OUR NETWORK

Hutan Wisata Dumai, Tidak Sebatas untuk Berwisata

Sumber: Instagram @grandzuridumai

Bagi mereka yang menempuh perjalanan dari Pekan Baru menuju ke Dumai, pasti akan melewati area yang dipenuhi dengan pohon-pohon pinus dan berbagai jenis tanaman lainnya. Tempat yang seringkali dijadikan rest area oleh mereka yang menempuh perjalanan jauh tersebut adalah Hutan Wisata Sungai Dumai atau yang lebih dikenal dengan sebutan Hutan Wisata Dumai.

Jarak hutan ini hanya sekitar 5 km dari pusat Kota Dumai. Tidak heran jika Hutan Wisata ini tidak hanya difungsikan sebagai rest area, tapi juga dijadikan sebagai objek wisata oleh masyarakat Dumai, sesuai dengan sebutannya sebagai Hutan Wisata.

Tidak hanya itu, area di kawasan hutan juga kerap dijadikan sebagai bumi perkemahan oleh para pelajar, dijadikan sebagai lokasi outbond dan berbagai aktifitas lainnya yang melibatkan massa dalam jumlah besar.

Sekilas tentang Hutan Wisata Dumai

Hutan Wisata Dumai merupakan hutan konservasi yang berada dibawah pengelolaan Kementrian Kehutanan melalui kantor Balai Konservasi Sumber Dala Alam (BKSDA). Itu sebabnya, tumbuh-tumbuhan yang hidup di kawasan hutan sebagian diantaranya sengaja ditanam untuk tujuan konservasi dan untuk penelitian.

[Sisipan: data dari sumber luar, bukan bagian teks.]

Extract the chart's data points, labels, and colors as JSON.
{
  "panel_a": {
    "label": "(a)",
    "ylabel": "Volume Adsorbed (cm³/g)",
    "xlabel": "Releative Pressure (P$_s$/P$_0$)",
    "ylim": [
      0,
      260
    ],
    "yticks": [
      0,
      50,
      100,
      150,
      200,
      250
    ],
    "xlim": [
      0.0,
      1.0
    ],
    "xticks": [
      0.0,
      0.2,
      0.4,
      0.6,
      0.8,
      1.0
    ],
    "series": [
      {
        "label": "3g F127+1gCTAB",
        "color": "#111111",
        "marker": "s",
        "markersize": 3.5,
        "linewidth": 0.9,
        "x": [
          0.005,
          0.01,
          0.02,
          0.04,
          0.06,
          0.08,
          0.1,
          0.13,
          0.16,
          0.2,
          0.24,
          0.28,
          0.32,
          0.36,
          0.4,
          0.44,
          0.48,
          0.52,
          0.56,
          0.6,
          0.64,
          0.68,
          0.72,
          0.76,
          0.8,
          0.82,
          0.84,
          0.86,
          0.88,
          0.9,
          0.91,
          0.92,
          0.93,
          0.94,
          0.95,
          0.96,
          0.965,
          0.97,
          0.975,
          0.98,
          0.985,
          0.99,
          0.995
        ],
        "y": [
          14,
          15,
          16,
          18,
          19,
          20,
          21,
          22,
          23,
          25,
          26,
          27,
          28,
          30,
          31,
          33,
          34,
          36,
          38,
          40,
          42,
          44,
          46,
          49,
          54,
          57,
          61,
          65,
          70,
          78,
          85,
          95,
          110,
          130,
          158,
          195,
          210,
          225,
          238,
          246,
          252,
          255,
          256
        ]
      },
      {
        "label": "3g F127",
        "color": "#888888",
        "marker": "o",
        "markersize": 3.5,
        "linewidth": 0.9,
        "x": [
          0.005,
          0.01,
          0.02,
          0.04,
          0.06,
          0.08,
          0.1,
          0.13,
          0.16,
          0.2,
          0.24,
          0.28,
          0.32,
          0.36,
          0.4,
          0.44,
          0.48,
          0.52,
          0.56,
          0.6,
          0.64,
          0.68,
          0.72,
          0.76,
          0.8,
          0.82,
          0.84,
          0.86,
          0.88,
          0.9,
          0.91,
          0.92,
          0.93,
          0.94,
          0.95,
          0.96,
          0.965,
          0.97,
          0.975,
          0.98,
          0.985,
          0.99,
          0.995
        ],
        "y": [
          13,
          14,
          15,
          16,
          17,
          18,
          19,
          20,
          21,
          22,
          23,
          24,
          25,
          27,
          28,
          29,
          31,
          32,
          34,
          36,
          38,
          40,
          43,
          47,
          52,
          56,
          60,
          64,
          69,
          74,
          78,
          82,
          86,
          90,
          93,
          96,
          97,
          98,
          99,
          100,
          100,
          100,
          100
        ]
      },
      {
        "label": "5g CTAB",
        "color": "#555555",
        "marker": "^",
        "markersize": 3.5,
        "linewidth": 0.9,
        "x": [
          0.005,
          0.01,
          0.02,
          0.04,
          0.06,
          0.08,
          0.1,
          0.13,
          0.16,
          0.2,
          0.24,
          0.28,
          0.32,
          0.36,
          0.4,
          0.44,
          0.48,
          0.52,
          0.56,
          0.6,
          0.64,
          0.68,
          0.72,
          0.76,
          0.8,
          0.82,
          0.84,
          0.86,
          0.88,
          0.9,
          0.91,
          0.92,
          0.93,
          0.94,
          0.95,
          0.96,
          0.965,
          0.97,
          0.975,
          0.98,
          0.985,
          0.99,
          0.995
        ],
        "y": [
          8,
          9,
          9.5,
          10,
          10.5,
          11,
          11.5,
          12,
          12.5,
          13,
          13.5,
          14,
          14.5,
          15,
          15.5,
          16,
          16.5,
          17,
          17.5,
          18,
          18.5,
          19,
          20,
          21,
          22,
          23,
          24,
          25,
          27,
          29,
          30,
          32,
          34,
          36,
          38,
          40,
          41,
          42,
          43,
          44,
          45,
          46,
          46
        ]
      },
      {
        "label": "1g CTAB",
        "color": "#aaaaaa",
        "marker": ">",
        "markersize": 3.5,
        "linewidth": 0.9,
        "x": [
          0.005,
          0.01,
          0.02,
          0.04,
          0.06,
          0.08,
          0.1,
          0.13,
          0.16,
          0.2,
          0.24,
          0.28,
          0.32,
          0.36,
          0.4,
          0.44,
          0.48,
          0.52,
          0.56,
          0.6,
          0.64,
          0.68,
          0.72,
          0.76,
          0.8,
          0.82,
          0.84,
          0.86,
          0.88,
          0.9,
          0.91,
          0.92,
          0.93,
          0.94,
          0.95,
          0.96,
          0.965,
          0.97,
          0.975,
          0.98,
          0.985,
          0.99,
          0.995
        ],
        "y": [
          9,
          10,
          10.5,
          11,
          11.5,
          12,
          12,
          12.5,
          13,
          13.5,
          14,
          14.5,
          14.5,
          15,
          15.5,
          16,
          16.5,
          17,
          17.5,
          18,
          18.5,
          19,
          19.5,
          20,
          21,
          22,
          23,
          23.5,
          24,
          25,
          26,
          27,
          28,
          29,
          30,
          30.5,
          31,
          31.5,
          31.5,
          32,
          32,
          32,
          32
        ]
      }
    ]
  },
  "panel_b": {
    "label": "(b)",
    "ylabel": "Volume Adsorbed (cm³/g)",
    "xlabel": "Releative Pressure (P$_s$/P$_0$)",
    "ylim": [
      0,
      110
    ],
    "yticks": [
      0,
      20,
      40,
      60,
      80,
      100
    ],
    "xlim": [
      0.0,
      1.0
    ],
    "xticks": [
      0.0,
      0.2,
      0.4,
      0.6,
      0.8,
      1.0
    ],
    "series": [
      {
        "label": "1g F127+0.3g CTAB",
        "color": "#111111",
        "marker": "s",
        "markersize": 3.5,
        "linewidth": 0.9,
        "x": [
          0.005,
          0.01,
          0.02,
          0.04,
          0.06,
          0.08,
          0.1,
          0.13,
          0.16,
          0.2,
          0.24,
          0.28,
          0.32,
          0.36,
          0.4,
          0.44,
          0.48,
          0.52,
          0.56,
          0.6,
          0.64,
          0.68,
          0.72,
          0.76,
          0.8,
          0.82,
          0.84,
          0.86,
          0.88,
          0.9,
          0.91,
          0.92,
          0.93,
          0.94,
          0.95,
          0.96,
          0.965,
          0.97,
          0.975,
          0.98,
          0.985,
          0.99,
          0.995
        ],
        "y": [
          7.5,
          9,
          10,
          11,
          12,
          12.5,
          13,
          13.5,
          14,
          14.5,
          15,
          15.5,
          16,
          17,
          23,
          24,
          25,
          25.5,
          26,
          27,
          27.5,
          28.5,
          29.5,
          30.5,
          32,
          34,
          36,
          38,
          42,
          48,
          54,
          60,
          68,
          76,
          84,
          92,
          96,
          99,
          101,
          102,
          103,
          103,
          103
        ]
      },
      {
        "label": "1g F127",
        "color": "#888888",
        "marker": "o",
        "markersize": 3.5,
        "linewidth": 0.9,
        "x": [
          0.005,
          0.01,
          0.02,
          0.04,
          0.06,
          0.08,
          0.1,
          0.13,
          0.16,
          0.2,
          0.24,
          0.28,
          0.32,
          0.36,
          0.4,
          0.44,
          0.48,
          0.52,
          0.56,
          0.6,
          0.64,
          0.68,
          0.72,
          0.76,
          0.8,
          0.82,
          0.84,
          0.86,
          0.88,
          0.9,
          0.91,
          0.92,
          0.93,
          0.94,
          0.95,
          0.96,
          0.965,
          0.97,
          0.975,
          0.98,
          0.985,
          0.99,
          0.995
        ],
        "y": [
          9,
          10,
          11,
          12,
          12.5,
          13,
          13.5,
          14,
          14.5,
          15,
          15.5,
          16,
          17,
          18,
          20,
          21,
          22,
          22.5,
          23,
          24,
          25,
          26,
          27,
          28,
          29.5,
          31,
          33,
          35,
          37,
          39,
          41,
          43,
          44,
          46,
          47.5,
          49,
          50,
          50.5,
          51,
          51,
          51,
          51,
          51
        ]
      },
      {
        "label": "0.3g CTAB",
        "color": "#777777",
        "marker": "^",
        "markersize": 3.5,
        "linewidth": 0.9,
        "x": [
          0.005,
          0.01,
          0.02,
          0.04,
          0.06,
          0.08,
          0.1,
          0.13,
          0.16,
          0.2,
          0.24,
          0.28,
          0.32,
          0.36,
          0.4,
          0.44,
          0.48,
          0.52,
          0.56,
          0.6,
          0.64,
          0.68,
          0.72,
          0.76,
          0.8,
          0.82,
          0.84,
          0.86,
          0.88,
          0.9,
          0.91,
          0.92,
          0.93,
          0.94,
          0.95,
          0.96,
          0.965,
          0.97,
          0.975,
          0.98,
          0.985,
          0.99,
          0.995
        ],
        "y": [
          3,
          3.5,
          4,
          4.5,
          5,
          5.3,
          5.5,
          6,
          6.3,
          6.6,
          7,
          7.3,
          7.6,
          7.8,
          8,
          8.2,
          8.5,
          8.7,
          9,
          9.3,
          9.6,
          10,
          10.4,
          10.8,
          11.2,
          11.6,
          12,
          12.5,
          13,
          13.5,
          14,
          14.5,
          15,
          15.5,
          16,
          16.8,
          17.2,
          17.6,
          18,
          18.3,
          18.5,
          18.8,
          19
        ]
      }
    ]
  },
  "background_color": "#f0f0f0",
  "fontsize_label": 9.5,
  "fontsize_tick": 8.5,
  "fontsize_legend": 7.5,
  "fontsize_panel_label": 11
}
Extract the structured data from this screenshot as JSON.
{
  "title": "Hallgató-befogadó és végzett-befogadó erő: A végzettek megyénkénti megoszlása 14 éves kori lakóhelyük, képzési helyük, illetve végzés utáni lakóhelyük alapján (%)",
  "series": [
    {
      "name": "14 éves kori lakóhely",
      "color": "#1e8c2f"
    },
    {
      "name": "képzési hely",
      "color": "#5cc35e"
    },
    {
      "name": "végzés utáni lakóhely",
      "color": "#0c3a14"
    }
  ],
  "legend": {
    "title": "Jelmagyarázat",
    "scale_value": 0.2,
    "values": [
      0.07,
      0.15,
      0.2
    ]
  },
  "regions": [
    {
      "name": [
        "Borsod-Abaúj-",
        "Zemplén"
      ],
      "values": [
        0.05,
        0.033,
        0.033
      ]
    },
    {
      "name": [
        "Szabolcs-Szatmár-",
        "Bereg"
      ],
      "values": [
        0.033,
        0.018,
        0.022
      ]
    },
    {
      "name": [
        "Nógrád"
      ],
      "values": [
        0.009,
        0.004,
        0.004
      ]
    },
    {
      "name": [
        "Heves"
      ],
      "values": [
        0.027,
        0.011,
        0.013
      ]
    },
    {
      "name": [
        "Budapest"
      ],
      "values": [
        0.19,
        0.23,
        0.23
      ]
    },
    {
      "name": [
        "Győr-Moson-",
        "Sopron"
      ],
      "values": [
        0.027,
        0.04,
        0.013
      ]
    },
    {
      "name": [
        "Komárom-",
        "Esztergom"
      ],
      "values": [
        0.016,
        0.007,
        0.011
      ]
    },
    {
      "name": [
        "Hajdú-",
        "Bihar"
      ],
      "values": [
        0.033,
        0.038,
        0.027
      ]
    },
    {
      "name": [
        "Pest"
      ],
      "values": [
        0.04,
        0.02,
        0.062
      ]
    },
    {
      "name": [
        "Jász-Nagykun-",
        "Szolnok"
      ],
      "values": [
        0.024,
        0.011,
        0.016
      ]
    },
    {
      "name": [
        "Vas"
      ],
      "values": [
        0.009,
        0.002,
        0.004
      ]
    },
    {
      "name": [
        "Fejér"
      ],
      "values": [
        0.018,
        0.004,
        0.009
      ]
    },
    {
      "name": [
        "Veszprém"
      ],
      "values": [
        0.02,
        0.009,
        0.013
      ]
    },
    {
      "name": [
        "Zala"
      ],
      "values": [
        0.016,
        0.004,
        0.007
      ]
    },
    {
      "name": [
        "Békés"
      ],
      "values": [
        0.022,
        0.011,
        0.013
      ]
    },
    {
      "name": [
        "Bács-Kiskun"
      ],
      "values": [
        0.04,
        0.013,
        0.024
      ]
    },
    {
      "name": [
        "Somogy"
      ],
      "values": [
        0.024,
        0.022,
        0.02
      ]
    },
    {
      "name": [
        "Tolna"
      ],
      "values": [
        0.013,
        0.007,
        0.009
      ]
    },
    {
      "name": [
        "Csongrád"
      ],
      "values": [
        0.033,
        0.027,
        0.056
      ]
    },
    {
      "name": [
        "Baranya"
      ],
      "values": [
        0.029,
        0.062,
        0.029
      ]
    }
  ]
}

Dengan banyaknya koleksi tanaman yang ada di sini, membuat hutan wisata ini dijadikan arboretum atau semacam hutan botani yang pemanfaatannya tidak hanya untuk kalangan akademis tapi juga masyarakat umum.

Sumber: iwanvictorleonardo.wordpress.com

Diantara sekian banyak koleksi tanaman yang ada, vegetasi utama dari hutan ini adalah pohon pinus yang juga disebut tusam, dan tusam yang ada di Hutan Wisata Dumai adalah tusam jenis Sumatera yang daunnya berbentuk panjang seperti jarum dengan organ kelamin terpisah tapi dalam satu pohon yang sama.

Tusam yang ada di sini, sebagian tumbuh dengan liar, sebagian lainnya ada yang sengaja dibudidayakan oleh Perum Perhutani. Pohon tusam dibudidayakan untuk diambil getahnya dan getah tersebut selanjutnya diolah untuk dijadikan bahan baku pembuatan terpenting.

Sumber: Instagram @doni_ss366

Secara administratif hutan seluas 4.712,50 hektar ini beralamat di JL. Soekarno Hatta, Kecamatan Dumai Barat, Kota Dumai, Riau. Hutan ini ditetapkan sebagai taman wisata alam pada 10 April 1990 melalui SK Menteri Kehutanan No.154/Kpts-II/1990.

Daya Tarik Hutan Wisata Dumai

Rindang dan hijaunya pepohonan dengan udara yang sejuk dan segar membuat Hutan Wisata Dumai kerap dijadikan sebagai rest area oleh mereka yang sedang menempuh perjalanan jauh. Selain itu, dengan suasana yang tidak ubahnya seperti kebun raya, membuat tempat ini dijadikan sebagai tempat untuk mempelajari berbagai jenis tumbuhan sekaligus sebagai tempat rekreasi yang nyaman bersama keluarga.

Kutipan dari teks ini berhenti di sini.